Consumers are frequently confused or misled by labelling on food products, according to a survey conducted by Swiss environmental and consumer groups.This content was published on November 18, 2003 - 19:11
It found that some products claiming to be of superior quality were often no better than unlabelled alternatives.
The WWF, Swiss Animal Protection and the Swiss Consumers Association said the Swiss were increasingly drawn to organic and fair-trade products. But many well-known quality marks were promising more than they could offer.
The survey evaluated products according to several criteria: respect for the environment, water and climate, as well as respect for animals.
Stars were awarded for how well the products matched up to the promises made on the label.
Organic products came out of the survey with the highest marks.
“Organic labels got the most points because they have the highest requirements concerning environmental standards and animal welfare,” Jennifer Zimmermann of WWF told swissinfo.
Max Havelaar, claro fair trade and the Bourgeon label of the Association of Swiss Organic Farmers, Bio Suisse, were among the winners.
But the survey pointed out some confusion surrounding the Naturaplan label of Switzerland’s second supermarket, Coop. Naturaplan products are not necessarily organic.
Swiss consumers are prepared to fork out more for products bearing stamps of quality, the survey found.
“If you look at the numbers of Coop and Migros, you see that the market percentage of labelled goods is rising,” said Zimmermann.
“That shows that consumers want to buy them because they expect goods with a distinctive label to be better than conventional products.”

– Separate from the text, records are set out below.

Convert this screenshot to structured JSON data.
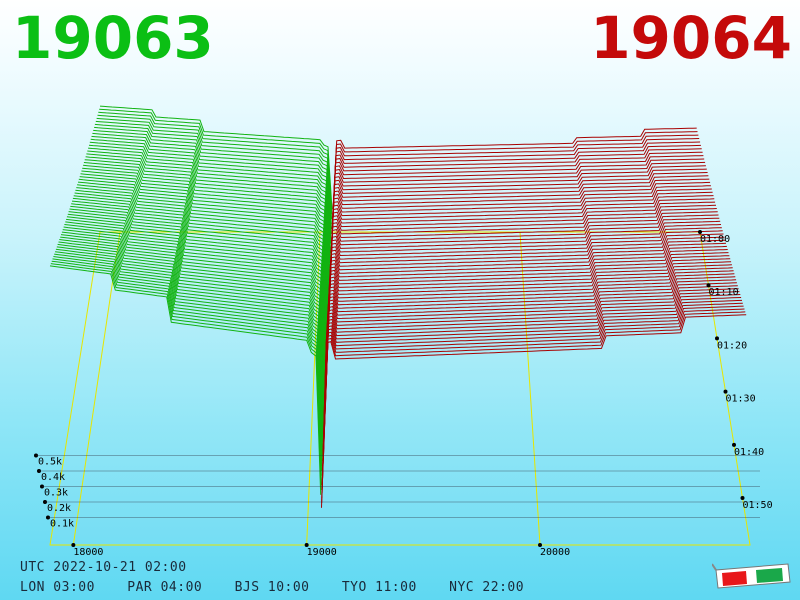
{
  "header": {
    "bid_price": "19063",
    "ask_price": "19064",
    "bid_color": "#0bbf14",
    "ask_color": "#c40a0a"
  },
  "footer": {
    "utc": "UTC 2022-10-21 02:00",
    "zones": [
      "LON 03:00",
      "PAR 04:00",
      "BJS 10:00",
      "TYO 11:00",
      "NYC 22:00"
    ]
  },
  "icons": {
    "glasses": "3d-glasses-icon"
  },
  "chart_data": {
    "type": "3d-orderbook-depth",
    "mid_price": 19063.5,
    "x_ticks": [
      "18000",
      "19000",
      "20000"
    ],
    "x_tick_values": [
      18000,
      19000,
      20000
    ],
    "y_ticks": [
      "0.1k",
      "0.2k",
      "0.3k",
      "0.4k",
      "0.5k"
    ],
    "y_tick_values": [
      100,
      200,
      300,
      400,
      500
    ],
    "time_ticks": [
      "01:00",
      "01:10",
      "01:20",
      "01:30",
      "01:40",
      "01:50"
    ],
    "bid_color": "#12b312",
    "ask_color": "#a80000",
    "grid": true,
    "slices": 60,
    "bid_volume_near_mid": [
      60,
      300,
      330
    ],
    "ask_volume_near_mid": [
      60,
      330,
      300
    ]
  }
}
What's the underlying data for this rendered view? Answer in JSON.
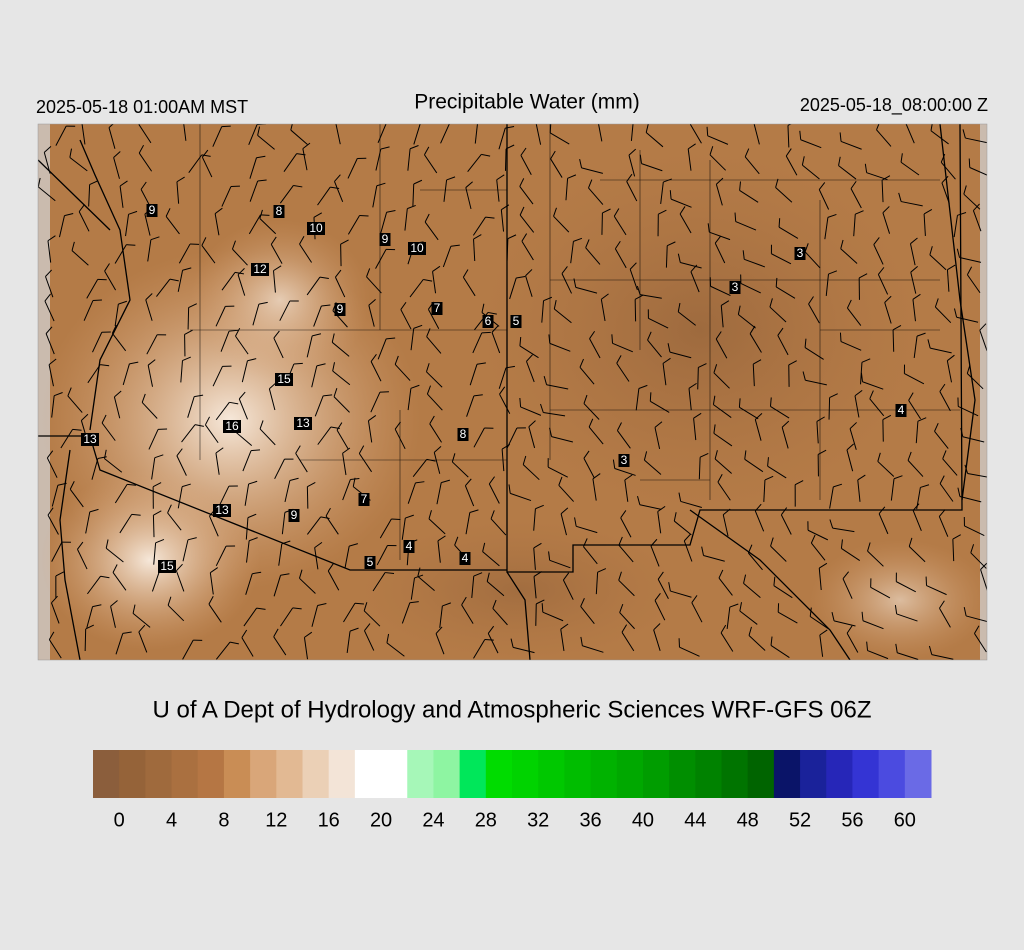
{
  "header": {
    "left": "2025-05-18 01:00AM MST",
    "title": "Precipitable Water (mm)",
    "right": "2025-05-18_08:00:00 Z"
  },
  "map": {
    "stations": [
      9,
      8,
      10,
      9,
      10,
      12,
      9,
      7,
      6,
      5,
      3,
      3,
      15,
      16,
      13,
      8,
      13,
      3,
      4,
      7,
      13,
      9,
      4,
      5,
      4,
      15
    ]
  },
  "credit": "U of A Dept of Hydrology and Atmospheric Sciences WRF-GFS 06Z",
  "colorbar": {
    "lim": [
      -2,
      62
    ],
    "ticks": [
      0,
      4,
      8,
      12,
      16,
      20,
      24,
      28,
      32,
      36,
      40,
      44,
      48,
      52,
      56,
      60
    ],
    "colors": [
      "#8b5e3c",
      "#956339",
      "#9f6a3d",
      "#aa7040",
      "#b57644",
      "#c98d55",
      "#d9a679",
      "#e2b993",
      "#ebd0b6",
      "#f3e4d7",
      "#ffffff",
      "#ffffff",
      "#a6f7b8",
      "#8ef5a2",
      "#00e75a",
      "#00dc00",
      "#00d300",
      "#00c800",
      "#00bd00",
      "#00b200",
      "#00a800",
      "#009d00",
      "#008e00",
      "#008200",
      "#007400",
      "#006400",
      "#0a1468",
      "#1a229a",
      "#2626b8",
      "#3434d4",
      "#4b4be0",
      "#6a6ae6"
    ]
  }
}
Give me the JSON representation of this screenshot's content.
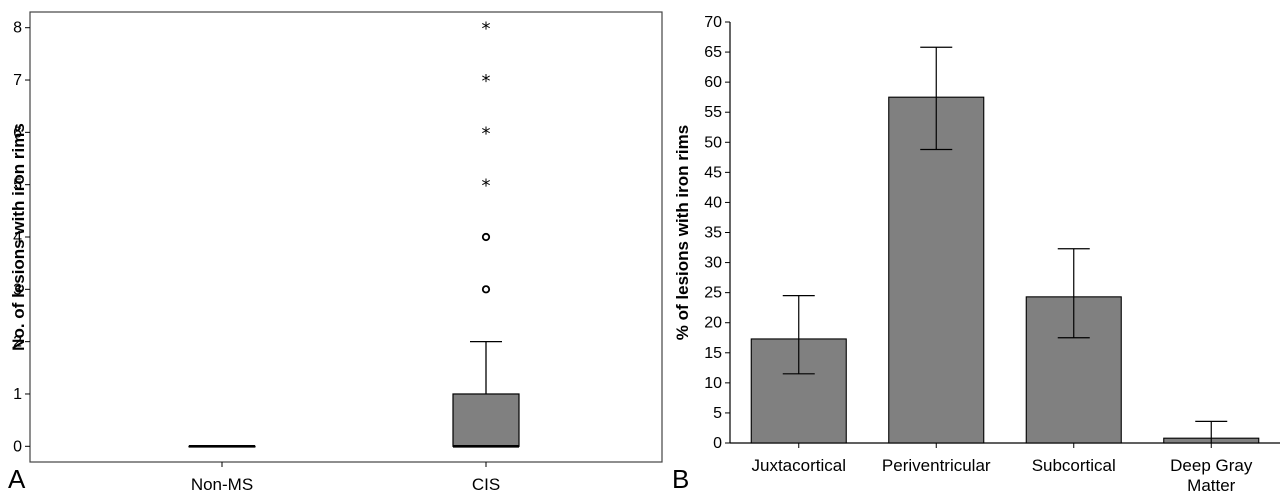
{
  "chart_data": [
    {
      "panel": "A",
      "type": "box",
      "ylabel": "No. of lesions with iron rims",
      "categories": [
        "Non-MS",
        "CIS"
      ],
      "ylim": [
        -0.3,
        8.3
      ],
      "yticks": [
        0,
        1,
        2,
        3,
        4,
        5,
        6,
        7,
        8
      ],
      "grid": false,
      "boxes": [
        {
          "category": "Non-MS",
          "min": 0,
          "q1": 0,
          "median": 0,
          "q3": 0,
          "max": 0,
          "outliers": [],
          "extremes": []
        },
        {
          "category": "CIS",
          "min": 0,
          "q1": 0,
          "median": 0,
          "q3": 1,
          "max": 2,
          "outliers": [
            3,
            4
          ],
          "extremes": [
            5,
            6,
            7,
            8
          ]
        }
      ]
    },
    {
      "panel": "B",
      "type": "bar",
      "ylabel": "% of lesions with iron rims",
      "categories": [
        "Juxtacortical",
        "Periventricular",
        "Subcortical",
        "Deep Gray Matter"
      ],
      "category_lines": [
        [
          "Juxtacortical"
        ],
        [
          "Periventricular"
        ],
        [
          "Subcortical"
        ],
        [
          "Deep Gray",
          "Matter"
        ]
      ],
      "values": [
        17.3,
        57.5,
        24.3,
        0.8
      ],
      "error_low": [
        11.5,
        48.8,
        17.5,
        0
      ],
      "error_high": [
        24.5,
        65.8,
        32.3,
        3.6
      ],
      "ylim": [
        0,
        70
      ],
      "yticks": [
        0,
        5,
        10,
        15,
        20,
        25,
        30,
        35,
        40,
        45,
        50,
        55,
        60,
        65,
        70
      ],
      "grid": false
    }
  ],
  "colors": {
    "box_fill": "#808080",
    "bar_fill": "#808080",
    "line": "#000000",
    "frame": "#444444"
  }
}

Although this might be a wrong assumption, the use of quality marks did create competition which was “useful to improve product standards”, said Zimmermann.
One way to bring order to the variety of quality marks would simply be to cut down on the number allowed on the shelves, commented Jacqueline Bachmann of the Swiss Consumers Association.
“We would like to make sure that there is a guarantee that the product is tested from the stable to the table and that the right information is given to consumers so that they are not disappointed,” she told swissinfo.
Europe more or less united
Among Switzerland's neighbours too, there exists multiple product labels tailored to each market.
In Germany for example, there are nine groups producing labelled goods.
A decade ago, the European Union introduced minimum criteria for organic and ecologically-sound products. The regulation led to the creation of a common quality label.
The Swiss are not allowed to sell their products under this label, making it difficult - and costly - for producers to enter the European market.
For the time being, the Swiss domestic market is big enough to host the competing organic and superior labels.
Ultimately, the key test of a product’s pedigree is not what the label says, but the origin of the product and how it was produced.
“Labels can transfer a lot of information, but the small print detailing where a product comes from or how it was produced still gives better information than labels,” explained Bachmann.
“The law stipulates how you provide such details, while a label is still a mix of communication and marketing from the producers.”
swissinfo, Samantha Tonkin and Isobel Leybold
Three stars went to:
Max Havelaar, claro fair trade, Bourgeon, Bio Engagement Migros, Demeter, Bio Natur Plus.
Two stars went to:
Agri Natura while Coop Naturaplan received two stars for its respect for animals.
One star went to:
Migros-Garantie, Bell Natura, Swiss Prim Gourmet, IP.PI and Dophin Safe.